Festa di compleanno nel reparto Covid-19. Foto fornita, per gentil cortesia, dal Dott. Roberto Serra.

Ci siamo fatti gli auguri di compleanno e di Pasqua scrivendoceli addosso sulla schiena della tuta. Abbiamo fatto parlare anziani e meno anziani con i figli e i nipoti e i mariti e le mogli con dei tablet e con i telefonini e abbiamo pianto e riso con loro. Ci siamo raccontati barzellette dentro la stanza per far ridere anche i nostri pazienti sotto le maschere dell’ossigeno.

Abbiamo avuto un po’ di fortuna e un po’ di bravura: nessun caduto al fronte. Qualche ferito, ma nessun caduto.

La “normalità” della fase due

E adesso che siamo tornati a casa dal fronte, possiamo guardare indietro e non possiamo negarvi che sentiamo anche una punta di nostalgia. Consapevoli di non aver fatto nulla di eroico, ma solo di aver provato ad assolvere con entusiasmo e con ogni energia a nostra disposizione a quella missione cui abbiamo dedicato (consacrato) la nostra vita, qualcuno da molti anni, altri da qualche mese, ma con uguale impegno e professionalità, solo con il peso dell’esperienza a far da differenza, una zavorra che fa guadagnare in stabilità e sicurezza, ma a volte fa perdere in agilità e prontezza.
Abbiamo imparato tantissimo, abbiamo imparato a proteggerci e a proteggere i nostri colleghi e a proteggere i pazienti.

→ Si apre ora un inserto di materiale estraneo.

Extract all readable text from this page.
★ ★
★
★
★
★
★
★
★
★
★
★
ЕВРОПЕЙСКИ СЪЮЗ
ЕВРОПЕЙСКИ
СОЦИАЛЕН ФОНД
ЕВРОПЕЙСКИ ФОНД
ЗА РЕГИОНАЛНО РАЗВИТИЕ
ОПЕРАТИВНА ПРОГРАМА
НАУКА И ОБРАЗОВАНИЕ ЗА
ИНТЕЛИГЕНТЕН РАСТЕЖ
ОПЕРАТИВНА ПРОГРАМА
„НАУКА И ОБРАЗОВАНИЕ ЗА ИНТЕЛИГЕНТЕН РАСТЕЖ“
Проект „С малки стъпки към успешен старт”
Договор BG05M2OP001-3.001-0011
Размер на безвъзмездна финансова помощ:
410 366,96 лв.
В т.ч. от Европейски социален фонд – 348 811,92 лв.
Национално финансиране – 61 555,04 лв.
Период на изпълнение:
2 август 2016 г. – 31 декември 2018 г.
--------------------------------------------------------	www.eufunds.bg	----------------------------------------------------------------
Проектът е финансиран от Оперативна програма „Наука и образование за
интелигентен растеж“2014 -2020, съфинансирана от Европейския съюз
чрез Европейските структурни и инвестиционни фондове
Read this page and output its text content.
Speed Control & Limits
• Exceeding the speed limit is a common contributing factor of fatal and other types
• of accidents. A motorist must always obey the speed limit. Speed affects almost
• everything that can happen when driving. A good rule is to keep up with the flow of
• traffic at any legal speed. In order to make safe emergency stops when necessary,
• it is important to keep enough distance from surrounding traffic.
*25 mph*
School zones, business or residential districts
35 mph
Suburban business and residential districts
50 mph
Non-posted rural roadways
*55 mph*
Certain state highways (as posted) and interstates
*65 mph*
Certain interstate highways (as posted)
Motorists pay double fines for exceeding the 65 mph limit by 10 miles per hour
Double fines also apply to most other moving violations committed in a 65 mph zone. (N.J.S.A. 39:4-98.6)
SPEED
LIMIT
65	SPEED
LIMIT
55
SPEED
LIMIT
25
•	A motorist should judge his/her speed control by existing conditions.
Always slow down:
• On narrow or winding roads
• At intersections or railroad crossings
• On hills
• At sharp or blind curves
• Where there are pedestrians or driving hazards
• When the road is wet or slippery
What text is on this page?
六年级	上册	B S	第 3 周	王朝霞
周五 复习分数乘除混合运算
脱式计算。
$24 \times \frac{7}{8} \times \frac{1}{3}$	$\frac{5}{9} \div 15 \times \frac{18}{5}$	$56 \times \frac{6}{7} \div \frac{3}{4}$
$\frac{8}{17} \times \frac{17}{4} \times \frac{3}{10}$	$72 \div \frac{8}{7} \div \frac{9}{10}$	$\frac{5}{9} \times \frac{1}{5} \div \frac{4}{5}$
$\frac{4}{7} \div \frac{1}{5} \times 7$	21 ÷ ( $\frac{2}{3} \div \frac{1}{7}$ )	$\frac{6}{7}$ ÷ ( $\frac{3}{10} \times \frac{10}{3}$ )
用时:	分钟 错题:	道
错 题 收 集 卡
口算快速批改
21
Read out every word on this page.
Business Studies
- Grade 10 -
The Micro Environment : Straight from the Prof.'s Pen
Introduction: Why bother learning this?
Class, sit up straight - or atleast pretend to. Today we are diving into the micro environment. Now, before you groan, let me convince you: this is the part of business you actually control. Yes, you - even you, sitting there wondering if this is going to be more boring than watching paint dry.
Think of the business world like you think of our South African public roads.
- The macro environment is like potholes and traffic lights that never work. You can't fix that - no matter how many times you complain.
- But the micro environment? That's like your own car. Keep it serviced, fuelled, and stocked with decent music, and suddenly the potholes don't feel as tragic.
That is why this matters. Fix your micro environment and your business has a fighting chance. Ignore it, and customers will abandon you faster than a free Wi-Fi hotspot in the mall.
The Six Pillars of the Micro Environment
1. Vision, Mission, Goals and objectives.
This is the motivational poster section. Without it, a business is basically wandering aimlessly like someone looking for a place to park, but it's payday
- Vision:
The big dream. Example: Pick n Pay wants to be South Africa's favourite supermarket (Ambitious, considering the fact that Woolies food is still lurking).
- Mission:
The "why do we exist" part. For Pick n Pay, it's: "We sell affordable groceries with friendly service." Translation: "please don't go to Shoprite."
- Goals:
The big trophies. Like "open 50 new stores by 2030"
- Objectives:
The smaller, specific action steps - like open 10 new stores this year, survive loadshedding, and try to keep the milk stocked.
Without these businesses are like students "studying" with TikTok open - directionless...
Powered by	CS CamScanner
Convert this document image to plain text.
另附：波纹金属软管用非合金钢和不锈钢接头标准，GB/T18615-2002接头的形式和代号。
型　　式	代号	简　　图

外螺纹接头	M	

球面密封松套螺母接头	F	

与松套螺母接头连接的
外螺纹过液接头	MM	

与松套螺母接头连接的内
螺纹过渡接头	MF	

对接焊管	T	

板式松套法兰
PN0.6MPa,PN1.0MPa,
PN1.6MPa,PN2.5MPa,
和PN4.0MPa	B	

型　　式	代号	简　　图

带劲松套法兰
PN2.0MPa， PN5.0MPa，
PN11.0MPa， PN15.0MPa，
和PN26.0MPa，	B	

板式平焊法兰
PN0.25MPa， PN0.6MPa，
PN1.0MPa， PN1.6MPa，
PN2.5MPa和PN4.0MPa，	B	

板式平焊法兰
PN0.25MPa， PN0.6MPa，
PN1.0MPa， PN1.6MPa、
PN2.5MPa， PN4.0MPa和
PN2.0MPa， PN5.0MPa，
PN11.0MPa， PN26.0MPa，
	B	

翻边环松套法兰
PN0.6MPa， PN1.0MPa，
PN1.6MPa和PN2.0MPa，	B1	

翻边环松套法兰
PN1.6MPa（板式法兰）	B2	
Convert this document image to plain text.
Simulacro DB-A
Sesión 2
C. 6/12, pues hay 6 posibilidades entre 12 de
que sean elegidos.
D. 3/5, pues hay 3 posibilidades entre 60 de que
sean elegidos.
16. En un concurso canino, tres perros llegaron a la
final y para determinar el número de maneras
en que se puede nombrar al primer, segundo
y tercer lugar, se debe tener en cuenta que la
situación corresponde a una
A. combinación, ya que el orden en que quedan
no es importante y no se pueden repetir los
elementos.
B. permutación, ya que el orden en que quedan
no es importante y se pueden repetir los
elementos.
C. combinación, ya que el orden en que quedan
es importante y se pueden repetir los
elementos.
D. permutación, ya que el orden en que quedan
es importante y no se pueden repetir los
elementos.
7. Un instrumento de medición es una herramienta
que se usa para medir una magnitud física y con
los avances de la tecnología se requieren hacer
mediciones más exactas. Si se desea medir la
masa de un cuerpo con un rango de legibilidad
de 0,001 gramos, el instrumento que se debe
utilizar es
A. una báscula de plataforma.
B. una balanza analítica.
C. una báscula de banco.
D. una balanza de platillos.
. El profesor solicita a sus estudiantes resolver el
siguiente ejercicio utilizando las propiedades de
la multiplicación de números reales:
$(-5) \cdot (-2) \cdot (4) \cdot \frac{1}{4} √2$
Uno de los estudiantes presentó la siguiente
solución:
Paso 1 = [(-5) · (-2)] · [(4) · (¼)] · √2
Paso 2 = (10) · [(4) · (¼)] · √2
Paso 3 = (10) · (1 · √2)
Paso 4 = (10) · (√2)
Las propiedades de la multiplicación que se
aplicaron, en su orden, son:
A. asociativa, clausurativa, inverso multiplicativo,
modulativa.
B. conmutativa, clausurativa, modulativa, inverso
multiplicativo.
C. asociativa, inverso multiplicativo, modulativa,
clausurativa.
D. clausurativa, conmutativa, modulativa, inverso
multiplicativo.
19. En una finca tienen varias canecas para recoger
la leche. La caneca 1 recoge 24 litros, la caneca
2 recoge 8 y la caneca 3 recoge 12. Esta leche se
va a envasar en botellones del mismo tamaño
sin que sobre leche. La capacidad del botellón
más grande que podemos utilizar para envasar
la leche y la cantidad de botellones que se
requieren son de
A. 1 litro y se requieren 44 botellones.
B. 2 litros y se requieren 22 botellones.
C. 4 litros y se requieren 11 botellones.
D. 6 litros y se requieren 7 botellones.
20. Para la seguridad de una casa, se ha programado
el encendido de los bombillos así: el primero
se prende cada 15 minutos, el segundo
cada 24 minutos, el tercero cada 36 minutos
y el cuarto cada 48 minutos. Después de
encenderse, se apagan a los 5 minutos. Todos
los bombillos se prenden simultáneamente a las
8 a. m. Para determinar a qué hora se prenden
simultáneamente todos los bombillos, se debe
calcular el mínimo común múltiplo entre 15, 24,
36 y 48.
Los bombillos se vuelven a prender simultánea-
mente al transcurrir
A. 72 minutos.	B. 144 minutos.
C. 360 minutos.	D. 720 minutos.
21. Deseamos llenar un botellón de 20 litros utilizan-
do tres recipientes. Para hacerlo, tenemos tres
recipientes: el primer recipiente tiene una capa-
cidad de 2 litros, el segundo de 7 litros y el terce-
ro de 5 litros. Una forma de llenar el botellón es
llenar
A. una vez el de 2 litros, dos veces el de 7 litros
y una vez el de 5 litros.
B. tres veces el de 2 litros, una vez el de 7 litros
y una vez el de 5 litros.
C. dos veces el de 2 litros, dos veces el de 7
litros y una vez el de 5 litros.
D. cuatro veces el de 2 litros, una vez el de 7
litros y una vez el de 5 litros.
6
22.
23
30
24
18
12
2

Abbiamo imparato a vestirci in modo corretto e a lavarci le mani e a spogliarci in sicurezza, con percorsi rigorosi per limitare il rischio di contagio. Lo abbiamo imparato da chi lo sapeva fare da sempre, dai nostri infermieri e dagli OSS, che hanno fatto anche gli attori nei video per insegnarcelo e che resteranno nella storia della Clinica Medica 3° in qualche modo anche nella Storia della Medicina, argomento sempre tanto caro ai maestri che hanno lasciato la propria impronta in questa istituzione.

Abbiamo imparato tanto, anche e soprattutto da quello che abbiamo sbagliato o che abbiamo capito strada facendo.

Consegniamo alla storia dell’Ospedale di Padova e della Scuola Medica Patavina i nostri sessanta giorni in trincea, certo senza rimpianti, felici che siano finiti, ma con l’emozione di aver vissuto questi giorni insieme, con quel senso di cameratismo che si è rinforzato e che oggi ci permette di regalarci un sorriso più caldo e meno di circostanza, anche sotto le mascherine. Ci riconosciamo ancora dallo sguardo e dal passo quando ci incrociamo nelle nostre transumanze da un reparto all’altro, da un ambulatorio all’altro nel nostro sterminato ospedale, che in queste settimane ha avuto ancora una volta la conferma di essere uno scrigno in cui sono contenute preziose competenze professionali, ma soprattutto che custodisce un imperdibile ed inestimabile patrimonio umano.

Il Dott. Roberto Serra

Il team di Cogito et Volo è grato al Dott. Roberto Serra per aver potuto pubblicare la sua testimonianza e ringrazia lui e tutti i suoi colleghi per il lavoro svolto durante l’emergenza: avete fatto il vostro dovere con dedizione e amore, siete un esempio per tutti noi giovani che erediteremo questo paese. Ci avete dimostrato, ora più che mai, che «il mondo è un bel posto e che per esso vale la pena lottare».